WHAT: Revise the global ORTE data structures:
* orte_app_context_t
* orte_node_t
* orte_job_t
* orte_proc_t
WHY: The current definitions are rigid and hard to extend. In the past, we
have extended
them by hard-coding new fields into the structures. This has led
to issues for
off-trunk researchers and developers, and caused the structures
to balloon in size.
WHEN: This is pretty disruptive and touches a lot of ORTE files, so let's
give it a few weeks
and set timeout for June 3rd after the telecon
BRANCH: https://bitbucket.org/rhc/ompi-rtc
PLEASE test your favorite mpirun options to ensure everything is working
correctly. There are quite a few combinations, and I can't possibly guarantee I
have hit them all.
****************************
More detail:
As noted in the summary, every time we want to add another capability to the
system, we frequently wind up adding another dedicated field to the ORTE data
structures. For example, we have a number of booleans in the structures, each
of which may only be used in a single, uncommon use-case. Those wanting to
investigate new capabilities, or developers wishing to add something to the
system, not only need to add more fields to the structures, but also (a) ensure
that the datatype support routines know about them, (b) ensure that the odls
packing/unpacking functions know how to handle it, if the capability involves
launching processes, and (c) ensure that the nidmap code knows about any new
data fields.
All together, it is pretty intimidating and fragile - and adds memory footprint
for every feature.
As many of you know, we are about to add a number of new features to the system
(e.g., power/freq control, direct cgroup support). After starting to work on
these, it became apparent that we would be adding yet another set of rarely
used fields to the various structures, further increasing the memory footprint
for no good reason. Hence, I undertook a revision of not only the objects, but
also how we handle their transmission during launch.
The resulting code can be broken down into two key concepts:
* combining frequently used booleans into a single "flag" field in each
structure - the size of the flag varies between the structures according to the
number of required booleans. Macros are provided to set/unset/test flags so we
can easily revise the system as required (e.g., if we need someday to go to
opal_bitmap_t's instead of simple int-like fields).
* adding a list of "attributes" to each structure where infrequently used
and/or non-boolean options can be stored. A new "orte_attribute_t" structure is
defined that provides a key/value storage mechanism for these lists. In order
to conserve memory, the key is an integer instead of a string. Functions for
setting and getting attributes are provided. When an attribute is "set", you
also specify whether it is to be shared globally (i.e., to be included when
packing the associated structure's attribute list), or to be kept local.
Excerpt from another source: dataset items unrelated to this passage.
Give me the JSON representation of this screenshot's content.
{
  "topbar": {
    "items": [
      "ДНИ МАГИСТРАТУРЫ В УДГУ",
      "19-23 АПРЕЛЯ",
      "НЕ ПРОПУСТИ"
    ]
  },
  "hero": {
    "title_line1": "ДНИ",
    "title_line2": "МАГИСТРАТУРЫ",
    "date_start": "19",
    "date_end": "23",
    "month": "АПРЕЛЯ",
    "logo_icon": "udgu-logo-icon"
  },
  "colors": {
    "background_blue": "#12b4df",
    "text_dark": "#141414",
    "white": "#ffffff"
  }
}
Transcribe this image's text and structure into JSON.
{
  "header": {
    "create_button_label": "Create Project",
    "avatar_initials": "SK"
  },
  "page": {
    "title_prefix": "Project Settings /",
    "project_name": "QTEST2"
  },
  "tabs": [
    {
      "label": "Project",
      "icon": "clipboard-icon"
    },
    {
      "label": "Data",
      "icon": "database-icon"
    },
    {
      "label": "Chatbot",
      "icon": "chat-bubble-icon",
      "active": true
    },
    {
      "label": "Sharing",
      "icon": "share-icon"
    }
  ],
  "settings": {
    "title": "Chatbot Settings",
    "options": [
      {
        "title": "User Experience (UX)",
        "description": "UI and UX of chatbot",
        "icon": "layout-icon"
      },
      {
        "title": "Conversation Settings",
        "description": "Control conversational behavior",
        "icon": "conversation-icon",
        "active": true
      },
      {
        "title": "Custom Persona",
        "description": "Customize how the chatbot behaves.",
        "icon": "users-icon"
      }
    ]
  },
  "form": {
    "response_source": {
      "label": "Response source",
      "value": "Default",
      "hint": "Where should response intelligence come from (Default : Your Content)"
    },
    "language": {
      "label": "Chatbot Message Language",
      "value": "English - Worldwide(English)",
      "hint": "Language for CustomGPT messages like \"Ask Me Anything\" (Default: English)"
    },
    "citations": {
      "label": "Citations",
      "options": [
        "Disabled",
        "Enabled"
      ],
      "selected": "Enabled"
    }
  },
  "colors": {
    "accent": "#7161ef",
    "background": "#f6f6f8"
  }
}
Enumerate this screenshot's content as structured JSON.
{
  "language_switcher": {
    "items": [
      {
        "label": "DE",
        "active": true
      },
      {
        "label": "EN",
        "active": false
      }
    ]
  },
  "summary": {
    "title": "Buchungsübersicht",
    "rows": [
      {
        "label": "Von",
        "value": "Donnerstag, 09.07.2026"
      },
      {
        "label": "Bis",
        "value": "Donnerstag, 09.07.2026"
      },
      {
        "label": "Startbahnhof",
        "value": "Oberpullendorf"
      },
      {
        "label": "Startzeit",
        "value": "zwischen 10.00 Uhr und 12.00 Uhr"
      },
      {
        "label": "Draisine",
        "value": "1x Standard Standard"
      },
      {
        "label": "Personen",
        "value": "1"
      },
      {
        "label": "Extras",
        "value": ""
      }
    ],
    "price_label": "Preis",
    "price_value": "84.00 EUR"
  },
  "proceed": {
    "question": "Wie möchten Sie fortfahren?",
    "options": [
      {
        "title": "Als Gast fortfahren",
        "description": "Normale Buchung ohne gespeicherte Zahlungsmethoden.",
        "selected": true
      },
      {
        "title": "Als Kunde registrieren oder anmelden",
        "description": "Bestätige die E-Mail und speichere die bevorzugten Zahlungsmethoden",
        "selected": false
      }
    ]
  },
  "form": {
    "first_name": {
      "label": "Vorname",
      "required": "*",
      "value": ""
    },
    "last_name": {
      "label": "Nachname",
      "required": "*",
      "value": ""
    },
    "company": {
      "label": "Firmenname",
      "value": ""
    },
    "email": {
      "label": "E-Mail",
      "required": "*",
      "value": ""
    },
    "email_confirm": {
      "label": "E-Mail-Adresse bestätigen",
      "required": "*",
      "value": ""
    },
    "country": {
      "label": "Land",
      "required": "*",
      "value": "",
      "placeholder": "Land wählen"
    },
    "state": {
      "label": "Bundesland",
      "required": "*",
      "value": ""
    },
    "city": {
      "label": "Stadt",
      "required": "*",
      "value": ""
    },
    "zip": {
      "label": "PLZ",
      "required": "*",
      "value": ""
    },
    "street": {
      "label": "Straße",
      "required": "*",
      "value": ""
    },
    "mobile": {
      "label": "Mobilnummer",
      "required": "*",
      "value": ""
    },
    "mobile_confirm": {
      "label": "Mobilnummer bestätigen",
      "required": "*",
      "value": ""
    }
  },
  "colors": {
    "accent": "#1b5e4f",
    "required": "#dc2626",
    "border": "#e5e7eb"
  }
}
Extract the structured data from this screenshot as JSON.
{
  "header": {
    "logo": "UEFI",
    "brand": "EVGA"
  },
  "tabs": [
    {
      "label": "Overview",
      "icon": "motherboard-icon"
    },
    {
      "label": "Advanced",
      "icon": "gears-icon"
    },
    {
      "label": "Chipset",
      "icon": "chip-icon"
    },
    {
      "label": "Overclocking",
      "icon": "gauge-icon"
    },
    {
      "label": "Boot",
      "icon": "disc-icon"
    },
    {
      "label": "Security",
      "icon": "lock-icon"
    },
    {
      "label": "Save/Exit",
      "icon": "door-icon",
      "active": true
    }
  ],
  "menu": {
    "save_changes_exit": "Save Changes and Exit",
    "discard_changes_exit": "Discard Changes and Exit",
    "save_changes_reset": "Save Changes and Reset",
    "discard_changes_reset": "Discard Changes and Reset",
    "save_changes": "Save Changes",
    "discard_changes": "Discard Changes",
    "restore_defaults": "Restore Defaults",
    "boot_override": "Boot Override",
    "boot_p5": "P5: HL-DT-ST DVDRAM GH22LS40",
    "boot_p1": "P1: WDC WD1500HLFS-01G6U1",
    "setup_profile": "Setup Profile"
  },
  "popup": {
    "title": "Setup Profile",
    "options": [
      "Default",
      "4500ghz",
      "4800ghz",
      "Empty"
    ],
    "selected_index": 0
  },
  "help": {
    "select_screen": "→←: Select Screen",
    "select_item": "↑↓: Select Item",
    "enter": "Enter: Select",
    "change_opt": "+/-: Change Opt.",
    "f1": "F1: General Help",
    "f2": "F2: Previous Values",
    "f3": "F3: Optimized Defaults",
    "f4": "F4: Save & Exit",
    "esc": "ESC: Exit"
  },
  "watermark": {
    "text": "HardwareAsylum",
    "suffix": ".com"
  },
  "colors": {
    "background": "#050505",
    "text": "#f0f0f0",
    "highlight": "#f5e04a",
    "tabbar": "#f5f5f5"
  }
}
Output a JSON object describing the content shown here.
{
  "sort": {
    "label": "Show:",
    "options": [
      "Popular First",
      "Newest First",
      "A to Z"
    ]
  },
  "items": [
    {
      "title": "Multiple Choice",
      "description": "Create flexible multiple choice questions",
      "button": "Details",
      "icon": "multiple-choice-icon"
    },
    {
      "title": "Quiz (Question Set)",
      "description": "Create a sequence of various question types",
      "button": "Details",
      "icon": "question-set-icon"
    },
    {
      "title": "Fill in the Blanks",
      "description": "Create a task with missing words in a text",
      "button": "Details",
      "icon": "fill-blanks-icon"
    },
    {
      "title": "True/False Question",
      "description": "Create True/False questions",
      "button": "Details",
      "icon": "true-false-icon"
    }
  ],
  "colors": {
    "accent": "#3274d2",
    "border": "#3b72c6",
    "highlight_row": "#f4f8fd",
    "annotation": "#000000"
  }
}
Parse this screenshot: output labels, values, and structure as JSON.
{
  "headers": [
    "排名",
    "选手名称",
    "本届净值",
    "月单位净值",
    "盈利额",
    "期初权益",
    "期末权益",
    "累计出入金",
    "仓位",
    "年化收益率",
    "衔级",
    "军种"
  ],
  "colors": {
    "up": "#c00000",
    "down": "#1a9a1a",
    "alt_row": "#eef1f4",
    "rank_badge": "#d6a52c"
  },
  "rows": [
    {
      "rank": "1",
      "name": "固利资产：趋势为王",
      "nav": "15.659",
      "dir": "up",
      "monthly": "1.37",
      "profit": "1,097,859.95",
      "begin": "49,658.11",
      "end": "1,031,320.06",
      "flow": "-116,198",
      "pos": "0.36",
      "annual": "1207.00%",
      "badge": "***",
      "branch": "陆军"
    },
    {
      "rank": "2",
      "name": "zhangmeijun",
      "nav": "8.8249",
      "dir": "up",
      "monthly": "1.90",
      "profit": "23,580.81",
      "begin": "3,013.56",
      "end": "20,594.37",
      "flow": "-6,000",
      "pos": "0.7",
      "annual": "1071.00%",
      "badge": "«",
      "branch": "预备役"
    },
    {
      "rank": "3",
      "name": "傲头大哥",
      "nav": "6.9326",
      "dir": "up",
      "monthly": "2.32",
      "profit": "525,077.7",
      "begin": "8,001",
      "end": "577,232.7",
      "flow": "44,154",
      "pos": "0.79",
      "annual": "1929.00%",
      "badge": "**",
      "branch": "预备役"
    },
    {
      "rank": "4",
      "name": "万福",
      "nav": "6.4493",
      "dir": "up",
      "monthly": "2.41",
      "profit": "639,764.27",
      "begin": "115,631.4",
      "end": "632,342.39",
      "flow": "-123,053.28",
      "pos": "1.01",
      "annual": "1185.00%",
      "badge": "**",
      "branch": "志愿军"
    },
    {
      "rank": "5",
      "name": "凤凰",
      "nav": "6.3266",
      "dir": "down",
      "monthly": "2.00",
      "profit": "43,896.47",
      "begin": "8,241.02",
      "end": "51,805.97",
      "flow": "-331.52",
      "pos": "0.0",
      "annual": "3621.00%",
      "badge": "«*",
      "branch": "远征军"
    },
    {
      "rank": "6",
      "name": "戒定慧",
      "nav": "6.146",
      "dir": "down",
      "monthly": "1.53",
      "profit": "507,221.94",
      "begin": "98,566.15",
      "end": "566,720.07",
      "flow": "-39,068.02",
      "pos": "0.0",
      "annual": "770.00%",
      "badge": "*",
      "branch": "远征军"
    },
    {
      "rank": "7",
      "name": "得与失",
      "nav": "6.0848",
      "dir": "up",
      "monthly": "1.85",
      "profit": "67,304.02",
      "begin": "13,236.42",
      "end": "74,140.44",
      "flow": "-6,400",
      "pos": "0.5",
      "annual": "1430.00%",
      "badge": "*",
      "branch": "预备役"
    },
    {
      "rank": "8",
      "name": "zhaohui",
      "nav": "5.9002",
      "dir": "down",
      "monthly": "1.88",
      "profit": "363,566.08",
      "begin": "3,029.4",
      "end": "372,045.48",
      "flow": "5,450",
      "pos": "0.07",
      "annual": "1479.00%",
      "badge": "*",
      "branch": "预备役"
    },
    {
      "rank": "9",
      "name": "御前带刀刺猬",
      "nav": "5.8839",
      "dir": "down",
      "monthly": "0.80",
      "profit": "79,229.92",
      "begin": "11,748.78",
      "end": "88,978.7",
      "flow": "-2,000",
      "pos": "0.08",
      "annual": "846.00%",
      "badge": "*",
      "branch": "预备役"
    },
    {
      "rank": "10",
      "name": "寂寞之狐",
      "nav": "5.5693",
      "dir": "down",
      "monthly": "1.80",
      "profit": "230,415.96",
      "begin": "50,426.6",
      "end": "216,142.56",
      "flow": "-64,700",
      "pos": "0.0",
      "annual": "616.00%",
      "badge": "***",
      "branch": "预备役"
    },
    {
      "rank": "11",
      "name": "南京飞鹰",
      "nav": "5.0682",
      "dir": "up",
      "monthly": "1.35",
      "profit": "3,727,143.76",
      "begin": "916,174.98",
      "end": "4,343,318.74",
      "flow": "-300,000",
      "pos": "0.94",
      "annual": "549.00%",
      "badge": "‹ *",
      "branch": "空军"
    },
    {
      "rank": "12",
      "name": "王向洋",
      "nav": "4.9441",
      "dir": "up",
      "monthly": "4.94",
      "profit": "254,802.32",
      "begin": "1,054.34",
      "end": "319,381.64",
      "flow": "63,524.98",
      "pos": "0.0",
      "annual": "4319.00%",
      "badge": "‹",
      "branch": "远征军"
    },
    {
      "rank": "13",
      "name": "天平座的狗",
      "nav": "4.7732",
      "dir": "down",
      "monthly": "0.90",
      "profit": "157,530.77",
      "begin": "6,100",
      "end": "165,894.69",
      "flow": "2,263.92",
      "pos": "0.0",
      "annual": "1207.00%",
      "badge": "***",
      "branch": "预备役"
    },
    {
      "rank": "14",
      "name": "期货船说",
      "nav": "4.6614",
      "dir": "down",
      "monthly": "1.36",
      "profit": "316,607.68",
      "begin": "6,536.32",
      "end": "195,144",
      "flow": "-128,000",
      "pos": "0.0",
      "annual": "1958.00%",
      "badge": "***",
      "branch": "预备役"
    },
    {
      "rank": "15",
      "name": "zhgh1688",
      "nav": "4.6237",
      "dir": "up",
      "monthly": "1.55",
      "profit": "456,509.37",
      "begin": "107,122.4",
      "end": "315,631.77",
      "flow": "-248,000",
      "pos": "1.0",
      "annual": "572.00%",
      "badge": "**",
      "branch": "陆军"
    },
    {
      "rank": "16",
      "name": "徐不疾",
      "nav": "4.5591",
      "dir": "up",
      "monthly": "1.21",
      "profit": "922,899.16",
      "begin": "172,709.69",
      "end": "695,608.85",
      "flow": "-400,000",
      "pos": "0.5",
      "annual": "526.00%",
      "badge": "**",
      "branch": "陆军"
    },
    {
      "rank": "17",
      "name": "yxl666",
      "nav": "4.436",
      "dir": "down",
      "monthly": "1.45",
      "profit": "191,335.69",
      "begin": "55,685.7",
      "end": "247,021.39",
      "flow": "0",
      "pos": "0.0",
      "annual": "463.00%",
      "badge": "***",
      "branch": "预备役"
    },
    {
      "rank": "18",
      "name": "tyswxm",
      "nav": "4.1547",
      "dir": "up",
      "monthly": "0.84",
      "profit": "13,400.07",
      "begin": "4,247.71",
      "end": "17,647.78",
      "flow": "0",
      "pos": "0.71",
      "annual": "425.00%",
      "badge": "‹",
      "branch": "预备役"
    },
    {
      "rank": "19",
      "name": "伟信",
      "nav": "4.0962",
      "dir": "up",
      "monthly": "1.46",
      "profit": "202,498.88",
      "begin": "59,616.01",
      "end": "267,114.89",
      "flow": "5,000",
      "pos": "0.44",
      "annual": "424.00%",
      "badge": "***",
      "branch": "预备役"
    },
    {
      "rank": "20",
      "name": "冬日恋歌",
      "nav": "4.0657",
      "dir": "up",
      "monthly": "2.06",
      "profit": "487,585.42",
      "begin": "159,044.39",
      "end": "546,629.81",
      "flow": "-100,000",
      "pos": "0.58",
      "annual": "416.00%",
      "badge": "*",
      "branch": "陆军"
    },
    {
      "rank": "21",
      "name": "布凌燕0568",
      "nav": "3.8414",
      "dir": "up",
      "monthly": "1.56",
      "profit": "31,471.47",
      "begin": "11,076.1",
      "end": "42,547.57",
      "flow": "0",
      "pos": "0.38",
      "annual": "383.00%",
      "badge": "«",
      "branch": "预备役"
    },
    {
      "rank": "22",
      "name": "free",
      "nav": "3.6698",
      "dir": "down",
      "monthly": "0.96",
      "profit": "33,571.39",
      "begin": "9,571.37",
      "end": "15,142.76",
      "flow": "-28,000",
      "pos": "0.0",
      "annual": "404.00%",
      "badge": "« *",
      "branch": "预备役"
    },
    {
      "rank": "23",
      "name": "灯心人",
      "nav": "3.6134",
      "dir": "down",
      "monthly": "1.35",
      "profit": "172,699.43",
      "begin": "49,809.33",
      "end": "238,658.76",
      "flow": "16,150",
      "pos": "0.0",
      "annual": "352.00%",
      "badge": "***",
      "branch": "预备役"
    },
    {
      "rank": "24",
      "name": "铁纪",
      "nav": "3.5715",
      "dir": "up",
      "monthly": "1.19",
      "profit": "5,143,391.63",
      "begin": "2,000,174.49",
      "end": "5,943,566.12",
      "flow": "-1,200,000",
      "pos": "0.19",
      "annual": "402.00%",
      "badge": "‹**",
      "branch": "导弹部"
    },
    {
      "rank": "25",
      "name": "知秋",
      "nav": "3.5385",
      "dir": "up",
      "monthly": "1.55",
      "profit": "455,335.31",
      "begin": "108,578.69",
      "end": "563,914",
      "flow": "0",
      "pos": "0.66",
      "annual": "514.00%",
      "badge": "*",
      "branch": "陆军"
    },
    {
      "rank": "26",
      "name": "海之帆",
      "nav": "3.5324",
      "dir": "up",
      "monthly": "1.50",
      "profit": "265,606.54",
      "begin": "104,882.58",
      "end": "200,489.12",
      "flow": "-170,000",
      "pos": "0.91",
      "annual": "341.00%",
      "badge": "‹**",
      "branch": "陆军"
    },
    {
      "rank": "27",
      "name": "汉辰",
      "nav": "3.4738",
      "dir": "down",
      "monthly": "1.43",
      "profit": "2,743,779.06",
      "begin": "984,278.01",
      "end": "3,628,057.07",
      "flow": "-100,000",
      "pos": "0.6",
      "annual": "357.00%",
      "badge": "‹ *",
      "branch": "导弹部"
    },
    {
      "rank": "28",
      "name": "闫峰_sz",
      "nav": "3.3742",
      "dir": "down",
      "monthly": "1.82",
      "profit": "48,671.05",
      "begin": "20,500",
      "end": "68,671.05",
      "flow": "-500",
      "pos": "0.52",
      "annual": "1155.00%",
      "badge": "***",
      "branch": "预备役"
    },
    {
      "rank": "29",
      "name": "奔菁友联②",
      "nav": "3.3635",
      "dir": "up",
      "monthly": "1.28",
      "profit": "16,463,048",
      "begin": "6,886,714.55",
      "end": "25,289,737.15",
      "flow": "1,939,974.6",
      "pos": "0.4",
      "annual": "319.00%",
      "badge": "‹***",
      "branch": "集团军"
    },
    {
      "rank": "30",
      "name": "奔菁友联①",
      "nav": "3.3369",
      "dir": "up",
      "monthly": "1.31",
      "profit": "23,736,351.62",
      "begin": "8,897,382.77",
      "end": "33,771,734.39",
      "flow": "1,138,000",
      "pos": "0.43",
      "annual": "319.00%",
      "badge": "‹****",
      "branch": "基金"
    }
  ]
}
Definition of the new flags and attributes are provided in two new files:
* orte/util/attr.h - contains key and structure definitions for attributes,
and flag names plus macros
* orte/util/attr.c - contains the attribute support functions
These revisions have allowed me to not only reduce our memory footprint, but
also reduce the size of the launch message by removing a lot of duplicated and
unnecessary info. The nidmap and odls codes have been revamped accordingly.
Comments and/or suggestions are welcomed.
Ralph